Intereses comerciales, posiciones ideológicas "irreconciliables", representatividad segmentada y recelos históricos fueron las causas de estos desencuentros entre CRA, la Sociedad Rural, Federación Agraria y Coninagro. ¿Qué las llevó ahora a juntarse? Los dirigentes lo admiten sin disimulo: "No es el amor sino el espanto". Tras cinco años en el poder, el kirchnerismo se ganó rencores desde todos los sectores y la suba de las retenciones colmó el vaso.

La unidad que hoy lograron las entidades -corporizada en la Comisión de Enlace- fue su mejor carta a lo largo del conflicto. En el acto de Rosario, 200.000 personas la festejaron. Nadie reparó que a la derecha del escenario se ubicaban los directivos de CRA y la SRA, y que a la izquierda lo hicieron los de Federación Agraria.

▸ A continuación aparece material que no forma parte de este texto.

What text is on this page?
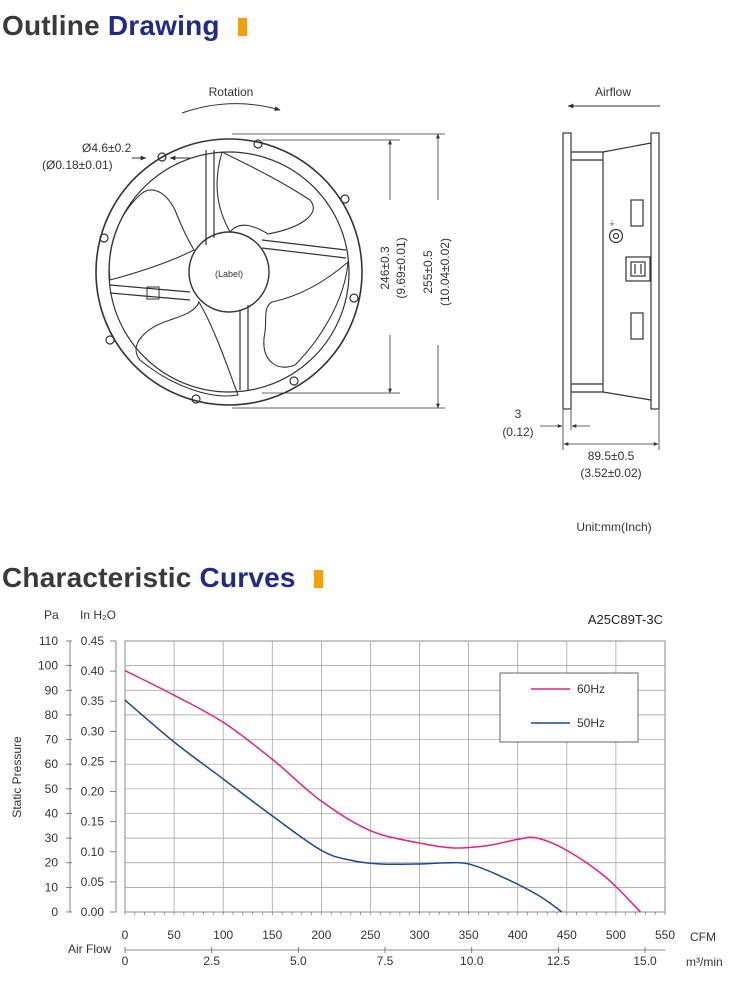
Outline Drawing
Rotation
(Label)
Ø4.6±0.2
(Ø0.18±0.01)
246±0.3 (9.69±0.01) 255±0.5 (10.04±0.02)
Airflow
⏚
3
(0.12)
89.5±0.5
(3.52±0.02)
Unit:mm(Inch)
Characteristic Curves
0	50	100 150 200 250 300 350 400 450 500 550
0
10
20
30
40
50
60
70
80
90
100
110
0.00
0.05
0.10
0.15
0.20
0.25
0.30
0.35
0.40
0.45
0	2.5	5.0	7.5	10.0	12.5	15.0
Pa In H₂O	A25C89T-3C
Static Pressure
Air Flow
CFM
m³/min
60Hz
50Hz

Pero los dirigentes saben que esta unidad es frágil y que surgirán diferencias no bien pueda retomarse el diálogo. Los matices se advierten en sus declaraciones. Buzzi pone énfasis en diferenciar pequeños de grandes productores. Luciano Miguens, de la Rural, frunce el ceño cuando se habla de intervención estatal. Existe, dentro del bloque, una velada interna por ver a favor de quién se define la agenda.

La última escena de esta trama se vio el martes, cuando se anunció este paro y la pelea con el Gobierno llegaba a un pico. Coninagro llevó a la reunión un documento en el que pedían a sus pares que "eviten politizar la protesta". Las suspicacias que desató ese escrito obligaron a emitir un comunicado para desmentir su retiro. Ese día, la mitad de las entidades prefería no volver al paro, y por eso se esperó aquel gesto oficial que no llegó. Llegó, en cambio, la arenga del PJ que los acusaba de "golpistas". Otra vez, los unificó el espanto.